In questo cammino, se non possiamo andare avanti tutti insieme, la strada da percorrere è quella di un’«integrazione differenziata», fondata sul principio di flessibilità. La visione italiana è quella di lavorare insieme agli altri partner europei per un’Europa a «cerchi concentrici», in grado di fare avanzare un progetto comune con gli Stati che vogliono andare verso un’”Unione sempre più stretta” a partire da settori come la Difesa e il pilastro sociale europeo.
Di fronte al pericolo di disgregazione legato alla Brexit, l’Italia è stata sino a ora tra i principali protagonisti della risposta europea alla crisi istituzionale aperta dal Regno Unito, contribuendo a trasformare un evento di per sé negativo in un’opportunità per migliorare e ripensare l’Unione: un’Unione più rapida nelle decisioni, più attenta alle esigenze dei cittadini e capace di contare di più sulla scena internazionale.

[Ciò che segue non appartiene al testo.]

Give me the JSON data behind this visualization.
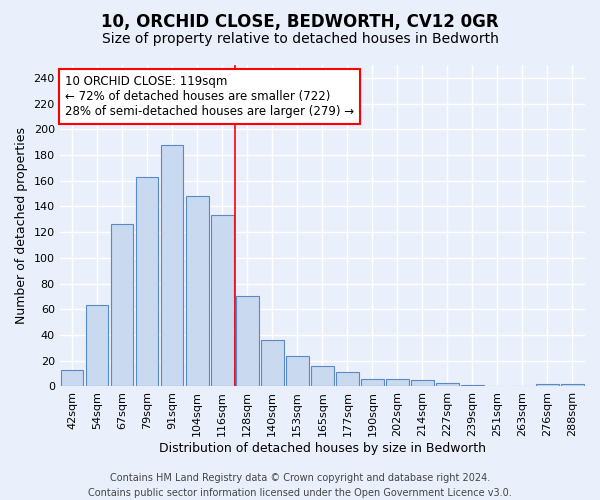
{
  "title": "10, ORCHID CLOSE, BEDWORTH, CV12 0GR",
  "subtitle": "Size of property relative to detached houses in Bedworth",
  "xlabel": "Distribution of detached houses by size in Bedworth",
  "ylabel": "Number of detached properties",
  "categories": [
    "42sqm",
    "54sqm",
    "67sqm",
    "79sqm",
    "91sqm",
    "104sqm",
    "116sqm",
    "128sqm",
    "140sqm",
    "153sqm",
    "165sqm",
    "177sqm",
    "190sqm",
    "202sqm",
    "214sqm",
    "227sqm",
    "239sqm",
    "251sqm",
    "263sqm",
    "276sqm",
    "288sqm"
  ],
  "values": [
    13,
    63,
    126,
    163,
    188,
    148,
    133,
    70,
    36,
    24,
    16,
    11,
    6,
    6,
    5,
    3,
    1,
    0,
    0,
    2,
    2
  ],
  "bar_color": "#c9d9f0",
  "bar_edge_color": "#5a8ac6",
  "background_color": "#eaf0fb",
  "grid_color": "#ffffff",
  "vline_x": 6.5,
  "vline_color": "red",
  "annotation_text": "10 ORCHID CLOSE: 119sqm\n← 72% of detached houses are smaller (722)\n28% of semi-detached houses are larger (279) →",
  "annotation_box_color": "white",
  "annotation_box_edge": "red",
  "ylim": [
    0,
    250
  ],
  "yticks": [
    0,
    20,
    40,
    60,
    80,
    100,
    120,
    140,
    160,
    180,
    200,
    220,
    240
  ],
  "footnote": "Contains HM Land Registry data © Crown copyright and database right 2024.\nContains public sector information licensed under the Open Government Licence v3.0.",
  "title_fontsize": 12,
  "subtitle_fontsize": 10,
  "axis_label_fontsize": 9,
  "tick_fontsize": 8,
  "annotation_fontsize": 8.5,
  "footnote_fontsize": 7
}
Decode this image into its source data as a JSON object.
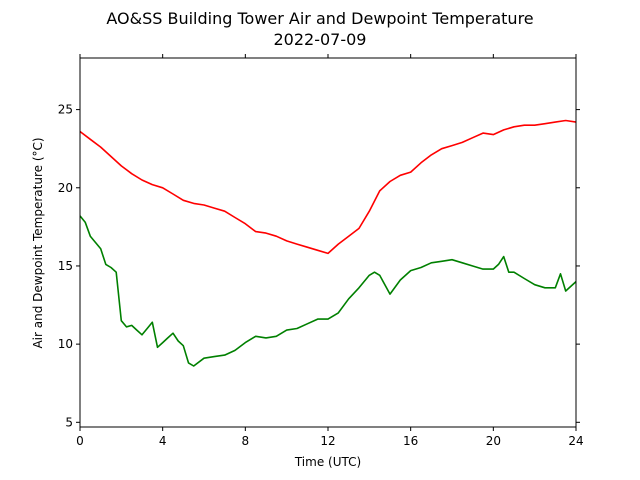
{
  "chart_data": {
    "type": "line",
    "title": "AO&SS Building Tower Air and Dewpoint Temperature",
    "subtitle": "2022-07-09",
    "xlabel": "Time (UTC)",
    "ylabel": "Air and Dewpoint Temperature (°C)",
    "xlim": [
      0,
      24
    ],
    "ylim": [
      4.7,
      28.3
    ],
    "xticks": [
      0,
      4,
      8,
      12,
      16,
      20,
      24
    ],
    "yticks": [
      5,
      10,
      15,
      20,
      25
    ],
    "grid": false,
    "colors": {
      "air": "#ff0000",
      "dewpoint": "#008000"
    },
    "series": [
      {
        "color": "#ff0000",
        "x": [
          0,
          0.5,
          1,
          1.5,
          2,
          2.5,
          3,
          3.5,
          4,
          4.5,
          5,
          5.5,
          6,
          6.5,
          7,
          7.5,
          8,
          8.5,
          9,
          9.5,
          10,
          10.5,
          11,
          11.5,
          12,
          12.5,
          13,
          13.5,
          14,
          14.5,
          15,
          15.5,
          16,
          16.5,
          17,
          17.5,
          18,
          18.5,
          19,
          19.5,
          20,
          20.5,
          21,
          21.5,
          22,
          22.5,
          23,
          23.5,
          24
        ],
        "y": [
          23.6,
          23.1,
          22.6,
          22.0,
          21.4,
          20.9,
          20.5,
          20.2,
          20.0,
          19.6,
          19.2,
          19.0,
          18.9,
          18.7,
          18.5,
          18.1,
          17.7,
          17.2,
          17.1,
          16.9,
          16.6,
          16.4,
          16.2,
          16.0,
          15.8,
          16.4,
          16.9,
          17.4,
          18.5,
          19.8,
          20.4,
          20.8,
          21.0,
          21.6,
          22.1,
          22.5,
          22.7,
          22.9,
          23.2,
          23.5,
          23.4,
          23.7,
          23.9,
          24.0,
          24.0,
          24.1,
          24.2,
          24.3,
          24.2
        ]
      },
      {
        "color": "#008000",
        "x": [
          0,
          0.25,
          0.5,
          0.75,
          1,
          1.25,
          1.5,
          1.75,
          2,
          2.25,
          2.5,
          2.75,
          3,
          3.25,
          3.5,
          3.75,
          4,
          4.25,
          4.5,
          4.75,
          5,
          5.25,
          5.5,
          6,
          6.5,
          7,
          7.5,
          8,
          8.5,
          9,
          9.5,
          10,
          10.5,
          11,
          11.5,
          12,
          12.5,
          13,
          13.5,
          14,
          14.25,
          14.5,
          15,
          15.5,
          16,
          16.5,
          17,
          17.5,
          18,
          18.5,
          19,
          19.5,
          20,
          20.25,
          20.5,
          20.75,
          21,
          21.5,
          22,
          22.5,
          23,
          23.25,
          23.5,
          24
        ],
        "y": [
          18.2,
          17.8,
          16.9,
          16.5,
          16.1,
          15.1,
          14.9,
          14.6,
          11.5,
          11.1,
          11.2,
          10.9,
          10.6,
          11.0,
          11.4,
          9.8,
          10.1,
          10.4,
          10.7,
          10.2,
          9.9,
          8.8,
          8.6,
          9.1,
          9.2,
          9.3,
          9.6,
          10.1,
          10.5,
          10.4,
          10.5,
          10.9,
          11.0,
          11.3,
          11.6,
          11.6,
          12.0,
          12.9,
          13.6,
          14.4,
          14.6,
          14.4,
          13.2,
          14.1,
          14.7,
          14.9,
          15.2,
          15.3,
          15.4,
          15.2,
          15.0,
          14.8,
          14.8,
          15.1,
          15.6,
          14.6,
          14.6,
          14.2,
          13.8,
          13.6,
          13.6,
          14.5,
          13.4,
          14.0
        ]
      }
    ]
  }
}
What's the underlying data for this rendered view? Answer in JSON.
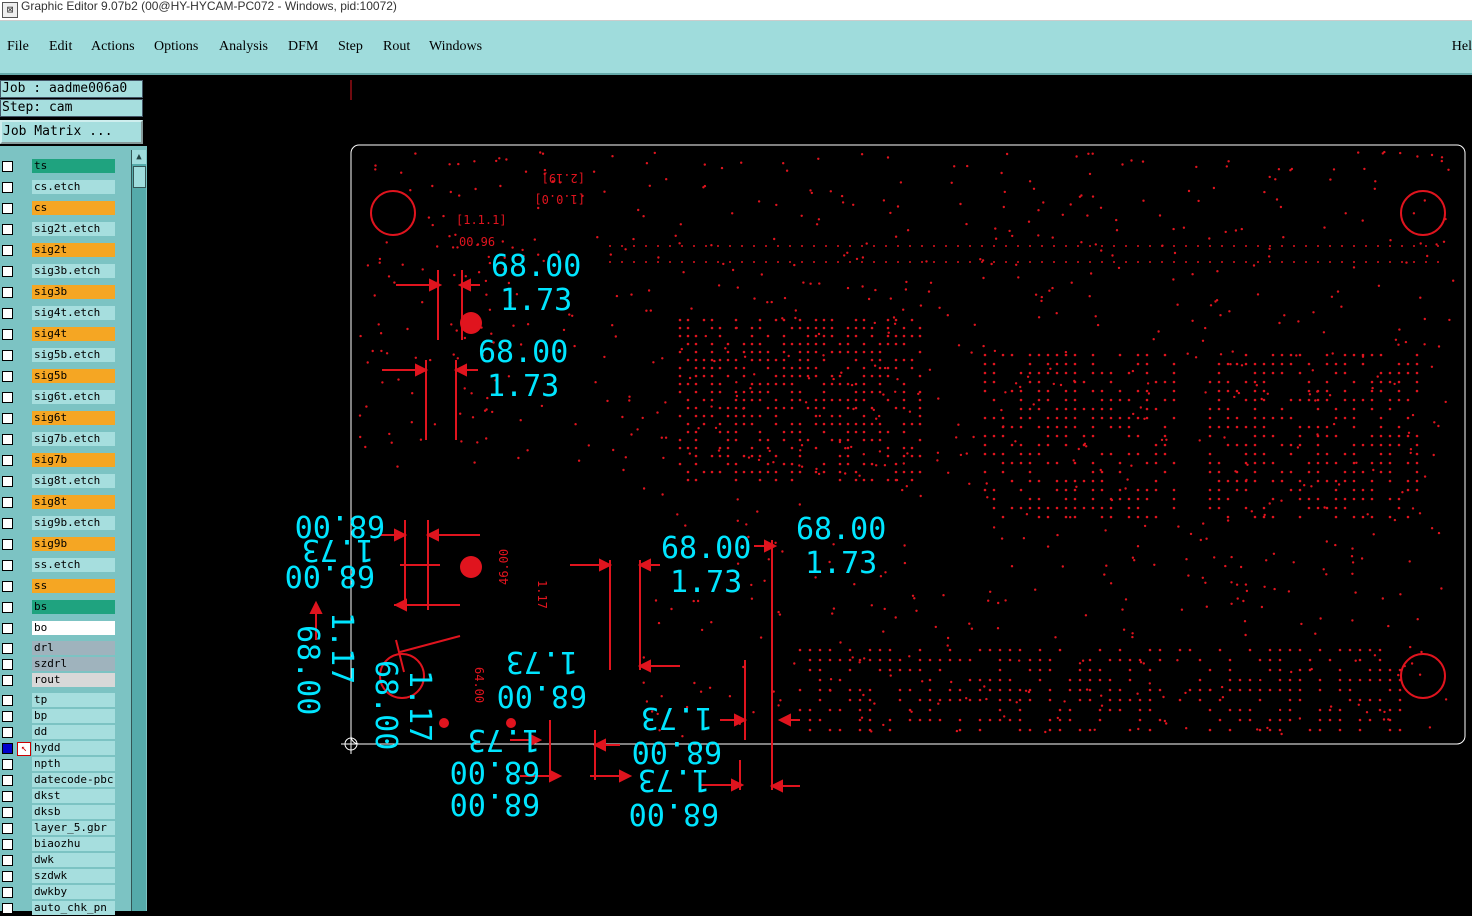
{
  "window": {
    "title": "Graphic Editor 9.07b2 (00@HY-HYCAM-PC072 - Windows, pid:10072)"
  },
  "menu": {
    "items": [
      "File",
      "Edit",
      "Actions",
      "Options",
      "Analysis",
      "DFM",
      "Step",
      "Rout",
      "Windows"
    ],
    "help": "Hel"
  },
  "job": {
    "label": "Job : aadme006a0",
    "step": "Step: cam",
    "matrix_button": "Job Matrix ..."
  },
  "layers": [
    {
      "name": "ts",
      "color": "#1fa37f",
      "selected": false
    },
    {
      "name": "cs.etch",
      "color": "#a6dede",
      "selected": false
    },
    {
      "name": "cs",
      "color": "#f5a623",
      "selected": false
    },
    {
      "name": "sig2t.etch",
      "color": "#a6dede",
      "selected": false
    },
    {
      "name": "sig2t",
      "color": "#f5a623",
      "selected": false
    },
    {
      "name": "sig3b.etch",
      "color": "#a6dede",
      "selected": false
    },
    {
      "name": "sig3b",
      "color": "#f5a623",
      "selected": false
    },
    {
      "name": "sig4t.etch",
      "color": "#a6dede",
      "selected": false
    },
    {
      "name": "sig4t",
      "color": "#f5a623",
      "selected": false
    },
    {
      "name": "sig5b.etch",
      "color": "#a6dede",
      "selected": false
    },
    {
      "name": "sig5b",
      "color": "#f5a623",
      "selected": false
    },
    {
      "name": "sig6t.etch",
      "color": "#a6dede",
      "selected": false
    },
    {
      "name": "sig6t",
      "color": "#f5a623",
      "selected": false
    },
    {
      "name": "sig7b.etch",
      "color": "#a6dede",
      "selected": false
    },
    {
      "name": "sig7b",
      "color": "#f5a623",
      "selected": false
    },
    {
      "name": "sig8t.etch",
      "color": "#a6dede",
      "selected": false
    },
    {
      "name": "sig8t",
      "color": "#f5a623",
      "selected": false
    },
    {
      "name": "sig9b.etch",
      "color": "#a6dede",
      "selected": false
    },
    {
      "name": "sig9b",
      "color": "#f5a623",
      "selected": false
    },
    {
      "name": "ss.etch",
      "color": "#a6dede",
      "selected": false
    },
    {
      "name": "ss",
      "color": "#f5a623",
      "selected": false
    },
    {
      "name": "bs",
      "color": "#1fa37f",
      "selected": false
    },
    {
      "name": "bo",
      "color": "#ffffff",
      "selected": false
    },
    {
      "name": "drl",
      "color": "#9fb3bd",
      "selected": false
    },
    {
      "name": "szdrl",
      "color": "#9fb3bd",
      "selected": false
    },
    {
      "name": "rout",
      "color": "#d8d8d8",
      "selected": false
    },
    {
      "name": "tp",
      "color": "#a6dede",
      "selected": false
    },
    {
      "name": "bp",
      "color": "#a6dede",
      "selected": false
    },
    {
      "name": "dd",
      "color": "#a6dede",
      "selected": false
    },
    {
      "name": "hydd",
      "color": "#a6dede",
      "selected": true
    },
    {
      "name": "npth",
      "color": "#a6dede",
      "selected": false
    },
    {
      "name": "datecode-pbc",
      "color": "#a6dede",
      "selected": false
    },
    {
      "name": "dkst",
      "color": "#a6dede",
      "selected": false
    },
    {
      "name": "dksb",
      "color": "#a6dede",
      "selected": false
    },
    {
      "name": "layer_5.gbr",
      "color": "#a6dede",
      "selected": false
    },
    {
      "name": "biaozhu",
      "color": "#a6dede",
      "selected": false
    },
    {
      "name": "dwk",
      "color": "#a6dede",
      "selected": false
    },
    {
      "name": "szdwk",
      "color": "#a6dede",
      "selected": false
    },
    {
      "name": "dwkby",
      "color": "#a6dede",
      "selected": false
    },
    {
      "name": "auto_chk_pn",
      "color": "#a6dede",
      "selected": false
    }
  ],
  "canvas": {
    "measure_big": "68.00",
    "measure_small": "1.73",
    "measure_alt": "1.17",
    "measure_46": "46.00",
    "measure_64": "64.00",
    "ref_top": "[2.19]",
    "ref_top2": "[1.0.0]",
    "ref_left": "[1.1.1]",
    "ref_left2": "00.96",
    "colors": {
      "board": "#e0141e",
      "text": "#00e5ff",
      "outline": "#ffffff"
    }
  }
}
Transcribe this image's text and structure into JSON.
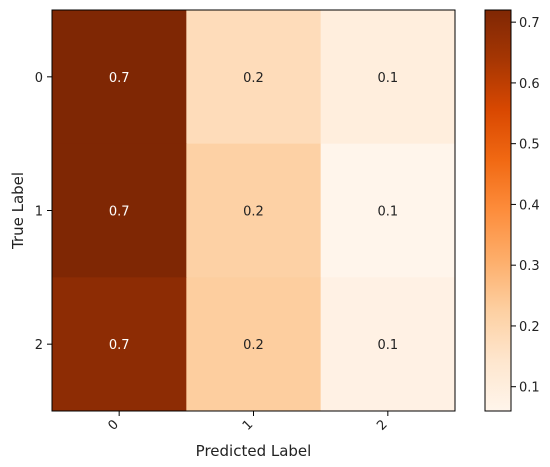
{
  "chart_data": {
    "type": "heatmap",
    "title": "",
    "xlabel": "Predicted Label",
    "ylabel": "True Label",
    "x_categories": [
      "0",
      "1",
      "2"
    ],
    "y_categories": [
      "0",
      "1",
      "2"
    ],
    "values": [
      [
        0.72,
        0.18,
        0.1
      ],
      [
        0.72,
        0.22,
        0.06
      ],
      [
        0.69,
        0.23,
        0.08
      ]
    ],
    "annotations": [
      [
        "0.7",
        "0.2",
        "0.1"
      ],
      [
        "0.7",
        "0.2",
        "0.1"
      ],
      [
        "0.7",
        "0.2",
        "0.1"
      ]
    ],
    "colormap": "Oranges",
    "colorbar": {
      "range": [
        0.06,
        0.72
      ],
      "ticks": [
        0.1,
        0.2,
        0.3,
        0.4,
        0.5,
        0.6,
        0.7
      ],
      "tick_labels": [
        "0.1",
        "0.2",
        "0.3",
        "0.4",
        "0.5",
        "0.6",
        "0.7"
      ]
    },
    "annotation_colors": {
      "light": "#ffffff",
      "dark": "#222222"
    },
    "colormap_stops": [
      "#fff5eb",
      "#fee6ce",
      "#fdd0a2",
      "#fdae6b",
      "#fd8d3c",
      "#f16913",
      "#d94801",
      "#a63603",
      "#7f2704"
    ]
  }
}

È ciò che abbiamo iniziato a fare con il lancio dell’Agenda di Roma ieri 25 marzo. L’agenda aiuta a restituire capacità di visione al progetto europeo, indicando ai cittadini europei e al resto del mondo l’idea di Europa del futuro: un’Europa sicura, un’Europa della prosperità, un’Europa sociale, un’Europa più forte sulla scena globale, muovendo dalla consapevolezza che “Roma 2017” rappresenta un punto di partenza e non già di per sé un traguardo. Questa volta abbiamo però un elemento in più rispetto al passato: ripartendo da Roma abbiamo iniziato a delineare la direzione di marcia da intraprendere nei prossimi dieci anni per preparare e costruire l’Europa di domani.